Everything feels wrong. The air itself shifts—colder, heavier—like it's pressing on my skin. The fire before them twists unnaturally, its flames collapsing in on themselves until they bleed into black, devouring their own light. The sound it makes isn’t a crackle anymore—it’s a whisper, speaking in a tongue my mind recoils from.
The blackness slithers upwards, a tendril of darkness stretching toward the stars… and one by one they blink out, swallowed whole by the void. Each vanished light leaves a hollow ache in my body, a gnawing reminder that even the brightest sparks can be claimed by shadow.
“The dagger is the answer.”
The words brush against my mind, and I can’t tell if they’re meant for me or for them. My breath catches, but I can’t move—can’t do anything but watch.
More shadows rise from the bowl, writhing before plunging into their open mouths. Their throats work as they swallow greedily, the darkness branding them from the inside out—black veins spidering across their skin, pulsing in time with the fire's low hiss.

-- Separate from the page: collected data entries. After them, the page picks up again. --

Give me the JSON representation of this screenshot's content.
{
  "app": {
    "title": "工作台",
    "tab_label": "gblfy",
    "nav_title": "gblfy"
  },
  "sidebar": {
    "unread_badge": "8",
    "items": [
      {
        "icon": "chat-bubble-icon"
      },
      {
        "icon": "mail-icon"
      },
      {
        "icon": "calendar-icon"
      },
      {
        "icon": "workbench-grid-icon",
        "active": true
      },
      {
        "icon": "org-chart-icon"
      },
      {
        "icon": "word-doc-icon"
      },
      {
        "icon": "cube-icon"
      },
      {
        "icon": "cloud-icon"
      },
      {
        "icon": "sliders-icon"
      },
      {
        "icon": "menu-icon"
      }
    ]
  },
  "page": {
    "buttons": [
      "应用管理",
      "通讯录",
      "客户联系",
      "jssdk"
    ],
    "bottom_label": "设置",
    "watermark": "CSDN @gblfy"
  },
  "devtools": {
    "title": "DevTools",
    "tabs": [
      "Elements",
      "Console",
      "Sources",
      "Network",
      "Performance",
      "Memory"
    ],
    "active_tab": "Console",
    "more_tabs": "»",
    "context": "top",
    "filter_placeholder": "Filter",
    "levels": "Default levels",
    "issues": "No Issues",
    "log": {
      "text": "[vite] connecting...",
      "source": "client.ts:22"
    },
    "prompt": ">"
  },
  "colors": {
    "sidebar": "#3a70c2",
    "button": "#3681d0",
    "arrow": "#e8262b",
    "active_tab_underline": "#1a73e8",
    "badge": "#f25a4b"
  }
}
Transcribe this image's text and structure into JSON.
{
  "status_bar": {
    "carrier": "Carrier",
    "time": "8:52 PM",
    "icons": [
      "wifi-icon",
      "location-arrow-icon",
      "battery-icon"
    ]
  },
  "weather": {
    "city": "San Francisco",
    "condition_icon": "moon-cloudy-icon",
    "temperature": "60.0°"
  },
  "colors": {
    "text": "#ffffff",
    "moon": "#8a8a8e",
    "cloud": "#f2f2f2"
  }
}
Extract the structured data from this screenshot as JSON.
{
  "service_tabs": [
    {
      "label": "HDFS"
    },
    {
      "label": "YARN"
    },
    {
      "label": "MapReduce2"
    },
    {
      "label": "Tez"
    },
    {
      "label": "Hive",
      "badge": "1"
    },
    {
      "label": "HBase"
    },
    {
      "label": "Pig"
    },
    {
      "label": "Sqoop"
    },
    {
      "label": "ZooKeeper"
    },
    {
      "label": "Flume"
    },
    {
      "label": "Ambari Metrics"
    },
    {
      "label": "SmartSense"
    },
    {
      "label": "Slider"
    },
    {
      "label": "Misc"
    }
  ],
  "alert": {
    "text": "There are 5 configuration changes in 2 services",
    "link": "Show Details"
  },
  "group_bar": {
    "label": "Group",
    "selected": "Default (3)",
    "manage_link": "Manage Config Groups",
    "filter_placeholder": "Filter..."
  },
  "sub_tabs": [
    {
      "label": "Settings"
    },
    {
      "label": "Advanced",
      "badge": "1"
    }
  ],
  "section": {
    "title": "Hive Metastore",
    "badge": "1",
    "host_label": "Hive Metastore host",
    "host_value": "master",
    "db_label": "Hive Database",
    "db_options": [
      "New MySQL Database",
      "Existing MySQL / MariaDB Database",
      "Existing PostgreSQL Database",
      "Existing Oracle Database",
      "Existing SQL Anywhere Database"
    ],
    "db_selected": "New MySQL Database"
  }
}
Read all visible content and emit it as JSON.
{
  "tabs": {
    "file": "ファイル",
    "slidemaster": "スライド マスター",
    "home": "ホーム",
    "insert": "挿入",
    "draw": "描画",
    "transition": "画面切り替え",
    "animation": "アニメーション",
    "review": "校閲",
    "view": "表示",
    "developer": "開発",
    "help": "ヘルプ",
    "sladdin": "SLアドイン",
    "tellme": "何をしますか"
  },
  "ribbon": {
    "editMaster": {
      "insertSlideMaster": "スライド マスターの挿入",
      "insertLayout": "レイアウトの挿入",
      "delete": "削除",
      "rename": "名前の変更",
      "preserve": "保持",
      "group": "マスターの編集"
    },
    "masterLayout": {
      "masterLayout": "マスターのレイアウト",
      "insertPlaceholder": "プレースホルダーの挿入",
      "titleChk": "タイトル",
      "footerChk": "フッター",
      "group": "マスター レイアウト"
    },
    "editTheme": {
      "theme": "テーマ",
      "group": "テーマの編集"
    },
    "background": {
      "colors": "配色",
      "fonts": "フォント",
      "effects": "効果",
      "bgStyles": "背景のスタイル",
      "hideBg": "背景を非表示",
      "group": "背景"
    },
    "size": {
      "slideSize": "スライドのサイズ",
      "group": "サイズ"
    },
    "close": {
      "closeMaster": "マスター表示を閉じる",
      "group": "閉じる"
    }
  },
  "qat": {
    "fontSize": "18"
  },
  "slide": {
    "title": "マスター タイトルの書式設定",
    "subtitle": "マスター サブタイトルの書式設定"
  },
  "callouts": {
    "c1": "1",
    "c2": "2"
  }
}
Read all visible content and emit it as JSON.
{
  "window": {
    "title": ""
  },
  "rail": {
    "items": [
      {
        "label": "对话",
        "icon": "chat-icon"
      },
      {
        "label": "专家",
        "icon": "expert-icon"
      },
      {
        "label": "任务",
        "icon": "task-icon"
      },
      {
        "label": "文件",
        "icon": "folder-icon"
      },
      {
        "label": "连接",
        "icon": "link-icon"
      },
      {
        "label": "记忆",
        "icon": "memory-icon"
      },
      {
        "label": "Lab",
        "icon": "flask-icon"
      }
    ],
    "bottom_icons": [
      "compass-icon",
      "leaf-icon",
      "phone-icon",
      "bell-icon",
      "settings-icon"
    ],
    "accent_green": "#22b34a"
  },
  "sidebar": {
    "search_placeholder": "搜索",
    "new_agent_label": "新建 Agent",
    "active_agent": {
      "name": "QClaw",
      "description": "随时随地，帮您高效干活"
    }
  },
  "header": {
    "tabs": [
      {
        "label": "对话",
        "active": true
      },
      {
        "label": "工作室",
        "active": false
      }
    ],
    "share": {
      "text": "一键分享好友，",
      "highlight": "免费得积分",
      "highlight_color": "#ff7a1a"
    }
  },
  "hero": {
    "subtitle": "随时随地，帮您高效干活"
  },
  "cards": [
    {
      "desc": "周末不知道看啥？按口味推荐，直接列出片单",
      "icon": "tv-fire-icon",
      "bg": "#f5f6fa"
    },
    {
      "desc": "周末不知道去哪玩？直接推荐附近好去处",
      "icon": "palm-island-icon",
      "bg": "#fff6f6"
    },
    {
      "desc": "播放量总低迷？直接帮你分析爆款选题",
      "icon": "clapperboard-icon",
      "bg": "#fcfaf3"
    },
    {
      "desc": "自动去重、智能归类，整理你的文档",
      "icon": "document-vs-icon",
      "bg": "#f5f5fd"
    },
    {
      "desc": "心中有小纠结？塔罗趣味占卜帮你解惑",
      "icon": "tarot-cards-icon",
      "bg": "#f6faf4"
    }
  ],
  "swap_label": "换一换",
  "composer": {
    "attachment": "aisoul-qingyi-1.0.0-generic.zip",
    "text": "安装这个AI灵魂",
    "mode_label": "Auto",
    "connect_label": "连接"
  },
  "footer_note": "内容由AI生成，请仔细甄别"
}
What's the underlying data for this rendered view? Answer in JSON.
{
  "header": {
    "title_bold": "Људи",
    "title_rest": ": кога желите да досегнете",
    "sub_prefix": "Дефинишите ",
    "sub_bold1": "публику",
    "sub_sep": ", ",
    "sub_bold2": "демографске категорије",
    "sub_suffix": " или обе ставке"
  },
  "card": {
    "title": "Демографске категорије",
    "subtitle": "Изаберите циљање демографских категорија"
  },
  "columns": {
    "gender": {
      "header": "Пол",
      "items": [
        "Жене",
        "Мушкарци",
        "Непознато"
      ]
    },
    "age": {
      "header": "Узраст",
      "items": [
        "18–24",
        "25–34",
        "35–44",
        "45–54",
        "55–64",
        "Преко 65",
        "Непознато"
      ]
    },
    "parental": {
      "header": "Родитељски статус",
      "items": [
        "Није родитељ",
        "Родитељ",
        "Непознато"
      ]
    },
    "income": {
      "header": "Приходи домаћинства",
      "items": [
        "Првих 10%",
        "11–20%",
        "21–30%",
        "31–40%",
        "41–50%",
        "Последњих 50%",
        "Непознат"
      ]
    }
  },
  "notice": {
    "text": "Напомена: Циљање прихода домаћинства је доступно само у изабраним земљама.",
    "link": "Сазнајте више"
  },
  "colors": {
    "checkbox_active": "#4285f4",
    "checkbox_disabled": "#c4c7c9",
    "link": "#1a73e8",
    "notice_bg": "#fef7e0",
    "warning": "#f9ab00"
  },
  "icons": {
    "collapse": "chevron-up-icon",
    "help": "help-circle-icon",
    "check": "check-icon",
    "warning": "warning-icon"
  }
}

“The blade is the answer.”
The whisper comes again, stronger this time as the ground shudders beneath me, a low tremor rattling through my bones, and I stumble. Around me, the trees sway, and the sky fractures into light.
I blink—once, twice—and an ache blooms inside me. My mother is there again. Not broken this time. Not bloodied. She’s lying in a bed, cradling a tiny, squalling baby in her arms. Her smile… gods, it's so soft, so beautiful, it hurts to look at.